While I would like to sit here and break the movie down for you—perhaps do a shot-by-shot analysis of a short scene—every time I try to watch it with an analytical eye, I just get swept up all over again in the story, the cinematography, the production design...
There's a lot going on here. Like, a lot a lot. I can't imagine a musical about a East German semi-transgender rock singer (and philosopher) not having a lot going on in it. I'm always seeing new things in Hedwig, falling in love with the "old" things all over again.
Every piece of the film seems to serve its project, down to the casting. Hedwig is played by John Cameron Mitchell who is (as far as I know) a cis-man.
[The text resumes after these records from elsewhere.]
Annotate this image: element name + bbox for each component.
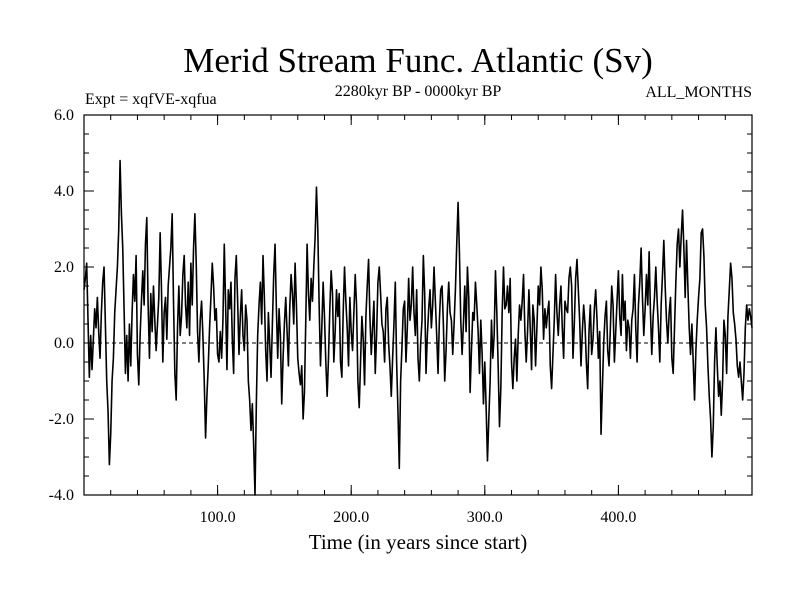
y-tick-label: 4.0 <box>54 183 74 200</box>
experiment-label: Expt = xqfVE-xqfua <box>85 91 217 108</box>
axis-tick-labels: 100.0 200.0 300.0 400.0 -4.0 -2.0 0.0 2.0 4.0 6.0 <box>49 107 637 526</box>
series-group <box>83 159 753 496</box>
y-tick-label: 0.0 <box>54 335 74 352</box>
y-tick-label: -4.0 <box>49 487 74 504</box>
plot-frame <box>83 114 753 496</box>
series-line <box>83 159 753 496</box>
x-axis-label: Time (in years since start) <box>309 530 528 554</box>
y-tick-label: -2.0 <box>49 411 74 428</box>
time-range-label: 2280kyr BP - 0000kyr BP <box>335 83 502 100</box>
months-label: ALL_MONTHS <box>645 84 752 101</box>
x-tick-label: 300.0 <box>467 509 503 526</box>
axis-ticks <box>84 114 752 496</box>
y-tick-label: 2.0 <box>54 259 74 276</box>
x-tick-label: 100.0 <box>200 509 236 526</box>
y-tick-label: 6.0 <box>54 107 74 124</box>
x-tick-label: 400.0 <box>600 509 636 526</box>
x-tick-label: 200.0 <box>333 509 369 526</box>
chart-title: Merid Stream Func. Atlantic (Sv) <box>183 41 653 80</box>
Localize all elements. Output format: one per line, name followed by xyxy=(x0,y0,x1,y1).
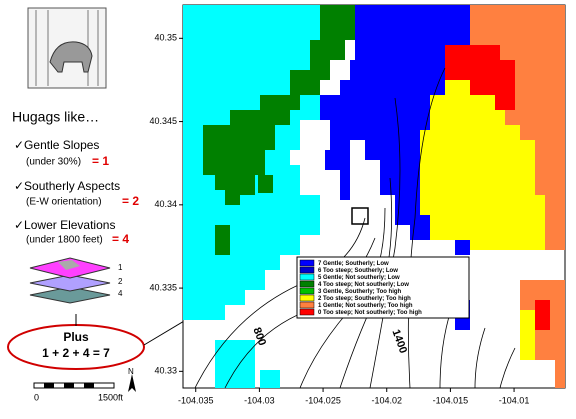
criterion: ✓Southerly Aspects xyxy=(14,179,120,193)
x-tick-label: -104.025 xyxy=(305,395,341,405)
sum-title: Plus xyxy=(63,330,89,344)
contour-label: 800 xyxy=(250,326,268,347)
legend-label: 4 Too steep; Not southerly; Low xyxy=(318,282,409,288)
layers-icon xyxy=(29,257,111,304)
legend-box xyxy=(296,256,470,319)
layer-label: 2 xyxy=(118,277,123,286)
legend-label: 5 Gentle; Not southerly; Low xyxy=(318,275,400,281)
x-tick-label: -104.03 xyxy=(244,395,275,405)
legend-label: 3 Gentle, Southerly; Too high xyxy=(318,289,402,295)
score: = 4 xyxy=(112,232,129,246)
criterion-note: (under 1800 feet) xyxy=(26,235,103,246)
legend-swatch xyxy=(299,301,315,309)
legend-label: 2 Too steep; Southerly; Too high xyxy=(318,296,411,302)
heading: Hugags like… xyxy=(12,109,99,125)
north-label: N xyxy=(128,367,134,376)
x-tick-label: -104.035 xyxy=(178,395,214,405)
x-tick-label: -104.02 xyxy=(371,395,402,405)
legend-swatch xyxy=(299,259,315,267)
map xyxy=(182,4,566,389)
criterion-note: (E-W orientation) xyxy=(26,197,102,208)
criterion: ✓Gentle Slopes xyxy=(14,138,99,152)
x-tick-label: -104.01 xyxy=(499,395,530,405)
score: = 2 xyxy=(122,194,139,208)
illustration xyxy=(27,7,107,89)
y-tick-label: 40.33 xyxy=(154,366,177,376)
legend-swatch xyxy=(299,266,315,274)
y-tick-label: 40.35 xyxy=(154,33,177,43)
legend-swatch xyxy=(299,287,315,295)
y-tick-label: 40.345 xyxy=(149,116,177,126)
legend-swatch xyxy=(299,273,315,281)
x-tick-label: -104.015 xyxy=(433,395,469,405)
layer-label: 4 xyxy=(118,289,123,298)
y-tick-label: 40.34 xyxy=(154,199,177,209)
scale-label: 0 xyxy=(34,392,39,402)
legend-swatch xyxy=(299,280,315,288)
score: = 1 xyxy=(92,154,109,168)
north-arrow xyxy=(128,374,136,392)
legend-label: 1 Gentle; Not southerly; Too high xyxy=(318,303,413,309)
scale-bar xyxy=(33,382,115,389)
layer-label: 1 xyxy=(118,263,123,272)
legend-swatch xyxy=(299,308,315,316)
legend-swatch xyxy=(299,294,315,302)
sum: 1 + 2 + 4 = 7 xyxy=(42,346,110,360)
scale-label: 1500ft xyxy=(98,392,124,402)
y-tick-label: 40.335 xyxy=(149,282,177,292)
legend-label: 7 Gentle; Southerly; Low xyxy=(318,261,389,267)
criterion-note: (under 30%) xyxy=(26,157,81,168)
criterion: ✓Lower Elevations xyxy=(14,218,115,232)
legend-label: 0 Too steep; Not southerly; Too high xyxy=(318,310,422,316)
legend-label: 6 Too steep; Southerly; Low xyxy=(318,268,398,274)
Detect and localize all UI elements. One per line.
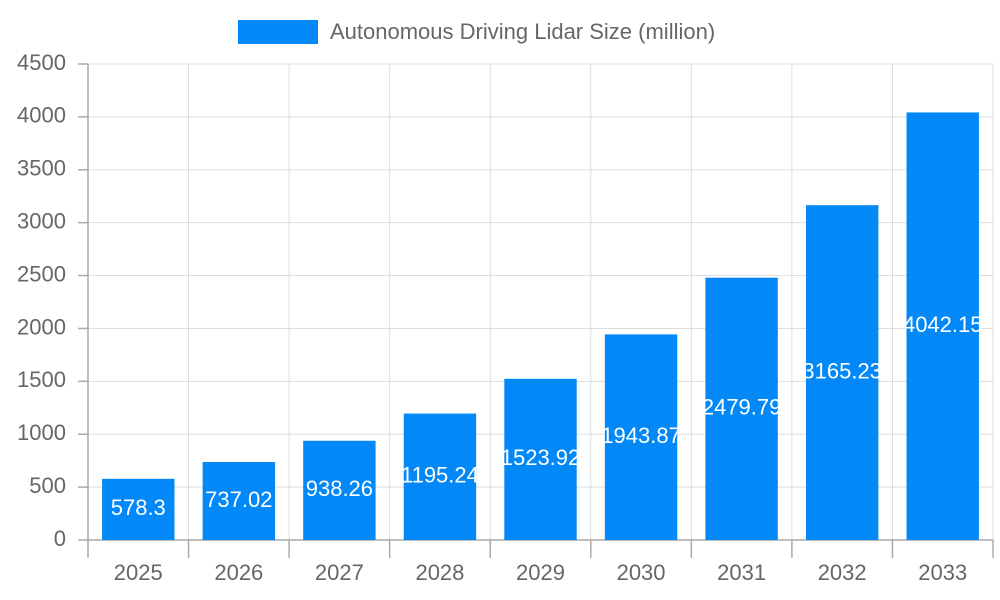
data-label: 1943.87 <box>601 423 681 448</box>
data-label: 938.26 <box>306 476 373 501</box>
y-tick-label: 1000 <box>17 420 66 445</box>
x-tick-label: 2032 <box>818 560 867 585</box>
data-label: 1523.92 <box>501 445 581 470</box>
y-tick-label: 1500 <box>17 367 66 392</box>
legend-swatch <box>238 20 318 44</box>
data-label: 737.02 <box>205 487 272 512</box>
y-tick-label: 3000 <box>17 208 66 233</box>
x-tick-label: 2025 <box>114 560 163 585</box>
x-tick-label: 2028 <box>415 560 464 585</box>
bar <box>303 440 376 540</box>
x-tick-label: 2033 <box>918 560 967 585</box>
legend-label: Autonomous Driving Lidar Size (million) <box>330 19 715 44</box>
data-label: 4042.15 <box>903 312 983 337</box>
y-tick-label: 2000 <box>17 314 66 339</box>
y-tick-label: 2500 <box>17 261 66 286</box>
bar <box>805 205 879 540</box>
y-tick-label: 0 <box>54 526 66 551</box>
x-tick-label: 2026 <box>214 560 263 585</box>
data-label: 3165.23 <box>802 358 882 383</box>
bar <box>102 478 175 540</box>
y-tick-label: 3500 <box>17 156 66 181</box>
x-tick-label: 2030 <box>617 560 666 585</box>
data-label: 578.3 <box>111 495 166 520</box>
data-label: 1195.24 <box>401 463 479 488</box>
bar <box>504 378 577 540</box>
y-tick-label: 500 <box>29 473 66 498</box>
data-label: 2479.79 <box>702 395 782 420</box>
bar <box>604 334 678 540</box>
bar <box>202 462 276 540</box>
x-tick-label: 2027 <box>315 560 364 585</box>
bar <box>403 413 477 540</box>
y-tick-label: 4000 <box>17 103 66 128</box>
x-tick-label: 2031 <box>717 560 766 585</box>
y-tick-label: 4500 <box>17 50 66 75</box>
bar <box>705 277 778 540</box>
x-tick-label: 2029 <box>516 560 565 585</box>
bar <box>906 112 979 540</box>
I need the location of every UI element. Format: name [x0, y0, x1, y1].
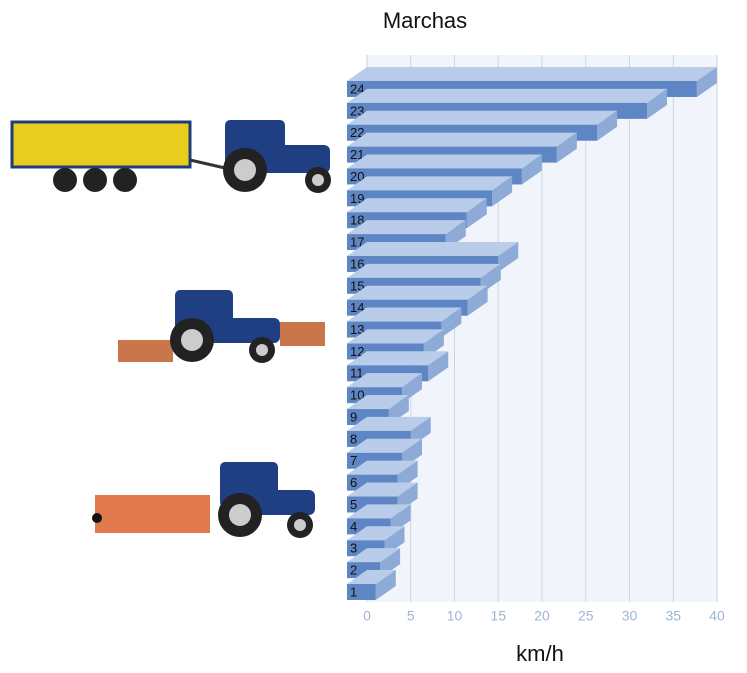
bar-top — [347, 132, 577, 147]
bar-top — [347, 241, 519, 256]
bar-side — [647, 88, 667, 119]
y-tick-label: 6 — [350, 475, 357, 490]
bar-side — [466, 198, 487, 229]
y-tick-label: 15 — [350, 278, 364, 293]
y-tick-label: 24 — [350, 81, 364, 96]
chart-title: Marchas — [383, 8, 467, 33]
y-tick-label: 3 — [350, 541, 357, 556]
x-axis-label: km/h — [516, 641, 564, 666]
bar-top — [347, 373, 422, 388]
bar-top — [347, 110, 618, 125]
x-tick-label: 15 — [490, 608, 506, 624]
tractor-mower-illustration — [118, 290, 325, 363]
x-tick-label: 35 — [665, 608, 681, 624]
bar-side — [441, 307, 462, 338]
bar-top — [347, 570, 396, 584]
bar-top — [347, 351, 449, 366]
x-tick-label: 10 — [447, 608, 463, 624]
bar-top — [347, 460, 418, 475]
bar-top — [347, 88, 667, 103]
bar-top — [347, 438, 422, 453]
bar-top — [347, 154, 542, 169]
plot-area: 0 5 10 15 20 25 30 35 40242322212019181716151413… — [347, 55, 725, 624]
x-tick-label: 30 — [622, 608, 638, 624]
bar-top — [347, 66, 717, 81]
y-tick-label: 11 — [350, 366, 364, 381]
y-tick-label: 2 — [350, 563, 357, 578]
y-tick-label: 20 — [350, 169, 364, 184]
y-tick-label: 1 — [350, 584, 357, 599]
y-tick-label: 22 — [350, 125, 364, 140]
y-tick-label: 18 — [350, 213, 364, 228]
bar-side — [467, 285, 488, 316]
y-tick-label: 7 — [350, 453, 357, 468]
y-tick-label: 17 — [350, 235, 364, 250]
bar-top — [347, 548, 401, 563]
bar-top — [347, 220, 466, 235]
bar-top — [347, 329, 444, 344]
bar-top — [347, 285, 488, 300]
x-tick-label: 25 — [578, 608, 594, 624]
y-tick-label: 8 — [350, 431, 357, 446]
y-tick-label: 9 — [350, 409, 357, 424]
y-tick-label: 12 — [350, 344, 364, 359]
y-tick-label: 19 — [350, 191, 364, 206]
bar-top — [347, 526, 405, 541]
bar-top — [347, 416, 431, 431]
x-tick-label: 5 — [407, 608, 415, 624]
y-tick-label: 13 — [350, 322, 364, 337]
y-tick-label: 23 — [350, 103, 364, 118]
tractor-harrow-illustration — [92, 462, 315, 538]
bar-side — [521, 154, 542, 185]
y-tick-label: 21 — [350, 147, 364, 162]
bar-top — [347, 504, 411, 519]
bar-top — [347, 263, 501, 278]
x-tick-label: 40 — [709, 608, 725, 624]
y-tick-label: 10 — [350, 388, 364, 403]
x-tick-label: 20 — [534, 608, 550, 624]
bar-side — [492, 176, 513, 207]
bar-top — [347, 307, 462, 322]
bar-top — [347, 395, 409, 410]
bar-side — [597, 110, 618, 141]
y-tick-label: 4 — [350, 519, 357, 534]
y-tick-label: 14 — [350, 300, 364, 315]
x-tick-label: 0 — [363, 608, 371, 624]
bar-side — [428, 351, 449, 382]
bar — [347, 584, 376, 600]
bar-top — [347, 198, 487, 213]
y-tick-label: 5 — [350, 497, 357, 512]
y-tick-label: 16 — [350, 256, 364, 271]
bar-side — [696, 66, 717, 97]
bar-side — [556, 132, 577, 163]
bar-side — [375, 570, 396, 600]
bar-top — [347, 482, 418, 497]
bar-side — [498, 241, 519, 272]
tractor-trailer-illustration — [10, 120, 331, 193]
bar-top — [347, 176, 513, 191]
Hedwig's current lover, Yitzhak, a supposed former phenomenal drag queen, is played by a (as far as I know) cis-woman, Miriam Shor. In fact, even talking about Hedwig as "transgendered" or Yitzhak as "a drag queen" seems incorrect because of the associations we have with those words. In fact, to even talk about the genders (and sexes) of the characters requires a long narrative full of ifs and thens. This holds up a big, flashing neon sign that says, "Gender is performative!"
Gender in the world of Hedwig is also completely unstable. No one has an "actual" gender. Everyone can—and will—be transformed.
This time, I was especially struck by Yitzhak's transformation—which happens by magic. Hedwig, who has ripped off her drag, hands the blonde wig to Yitzhak, who wears a white suit and bedazzled white bandanna: very drag-king bridal. Yitzhak places the wig on his head and leaps off the stage. The complete physical transformation takes place as he lands in the arms of the crowd.
Feathers and a butterfly!
The wig is magical, but its magic affects everyone differently. Hedwig is never as free with the wig on her head as Yitzhak is.